Question de M. ANZIANI Alain (Gironde - SOC) publiée le 26/07/2012

M. Alain Anziani appelle l'attention de M. le ministre délégué auprès de la ministre de l'écologie, du développement durable et de l'énergie, chargé des transports, de la mer et de la pêche, sur les poissons migrateurs dans l'estuaire de la Gironde.

Depuis plusieurs années, les pêcheurs constatent une nette diminution des poissons migrateurs dans l'estuaire de la Gironde et en particulier de l'alose, de la pibale, de la lamproie, ou même des saumons.

Cette mortalité d'ampleur affecte des espèces parfois uniques en Europe comme l'esturgeon ou certaines anguilles.

Ce phénomène est très particulier à l'estuaire de la Gironde sans que ses causes aient pu être nettement identifiées.

La diminution des poissons migrateurs n'est pas due à la pêche, strictement réglementée dans l'estuaire, et même interdite pour certaines espèces (l'éperlan) qui pourtant ont quasiment disparu.
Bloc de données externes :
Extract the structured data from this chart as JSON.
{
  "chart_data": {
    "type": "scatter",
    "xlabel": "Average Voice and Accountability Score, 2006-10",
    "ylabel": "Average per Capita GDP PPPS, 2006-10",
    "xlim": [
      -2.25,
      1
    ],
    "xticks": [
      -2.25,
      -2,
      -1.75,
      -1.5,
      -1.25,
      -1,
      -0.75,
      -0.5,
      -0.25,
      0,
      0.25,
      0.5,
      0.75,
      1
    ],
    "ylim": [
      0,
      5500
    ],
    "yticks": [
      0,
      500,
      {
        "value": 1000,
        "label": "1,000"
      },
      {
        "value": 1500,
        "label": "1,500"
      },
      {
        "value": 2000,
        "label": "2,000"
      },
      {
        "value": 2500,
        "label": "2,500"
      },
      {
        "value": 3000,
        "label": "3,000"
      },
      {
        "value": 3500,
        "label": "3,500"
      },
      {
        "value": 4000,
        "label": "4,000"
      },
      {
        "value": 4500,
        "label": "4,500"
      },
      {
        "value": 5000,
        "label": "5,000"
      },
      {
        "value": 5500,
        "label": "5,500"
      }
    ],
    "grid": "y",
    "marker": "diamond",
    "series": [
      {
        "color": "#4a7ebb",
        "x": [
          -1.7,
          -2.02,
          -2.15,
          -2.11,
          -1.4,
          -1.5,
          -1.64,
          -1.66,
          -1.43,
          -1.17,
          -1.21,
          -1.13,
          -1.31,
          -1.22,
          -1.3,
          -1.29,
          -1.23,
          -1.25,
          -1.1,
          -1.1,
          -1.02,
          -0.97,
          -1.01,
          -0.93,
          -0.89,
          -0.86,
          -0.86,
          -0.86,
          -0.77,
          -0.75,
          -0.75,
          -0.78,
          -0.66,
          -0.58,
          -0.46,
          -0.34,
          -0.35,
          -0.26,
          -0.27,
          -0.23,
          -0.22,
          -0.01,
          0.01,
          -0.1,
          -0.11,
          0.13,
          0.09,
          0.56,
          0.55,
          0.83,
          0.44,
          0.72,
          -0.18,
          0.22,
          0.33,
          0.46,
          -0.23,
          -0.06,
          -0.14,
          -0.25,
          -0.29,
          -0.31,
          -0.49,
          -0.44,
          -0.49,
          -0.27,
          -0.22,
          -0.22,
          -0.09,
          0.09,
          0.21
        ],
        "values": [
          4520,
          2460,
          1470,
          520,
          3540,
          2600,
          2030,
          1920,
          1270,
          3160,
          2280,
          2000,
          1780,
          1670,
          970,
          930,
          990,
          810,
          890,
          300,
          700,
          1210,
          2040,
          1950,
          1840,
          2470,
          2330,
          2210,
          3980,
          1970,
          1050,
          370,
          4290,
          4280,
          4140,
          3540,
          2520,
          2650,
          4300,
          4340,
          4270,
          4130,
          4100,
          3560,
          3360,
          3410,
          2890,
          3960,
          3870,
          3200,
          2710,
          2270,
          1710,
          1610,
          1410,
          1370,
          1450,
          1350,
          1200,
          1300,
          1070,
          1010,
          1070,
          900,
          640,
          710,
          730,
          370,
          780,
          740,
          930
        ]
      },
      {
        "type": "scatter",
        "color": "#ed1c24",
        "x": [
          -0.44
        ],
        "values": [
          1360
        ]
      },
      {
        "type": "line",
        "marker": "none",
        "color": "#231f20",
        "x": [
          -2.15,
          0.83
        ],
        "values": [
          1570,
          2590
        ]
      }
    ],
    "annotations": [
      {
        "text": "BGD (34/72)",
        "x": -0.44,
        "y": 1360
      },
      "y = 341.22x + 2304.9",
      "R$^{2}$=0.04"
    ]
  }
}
Le nombre de marins pêcheurs a d'ailleurs corrélativement chuté passant de près de 300 dans les années 1990 à une vingtaine actuellement.

Plusieurs hypothèses ont été émises : une pollution spécifique à l'éco-système original de l'estuaire, les nombreux micro-barrages en amont, obstacles à la migration, la présence de matières en suspension…

Il lui demande s'il dispose d'éléments d'explication de cette chute de population des poissons migrateurs dans l'estuaire de la Gironde et quelles sont les mesures qu'il envisage afin d'y remédier.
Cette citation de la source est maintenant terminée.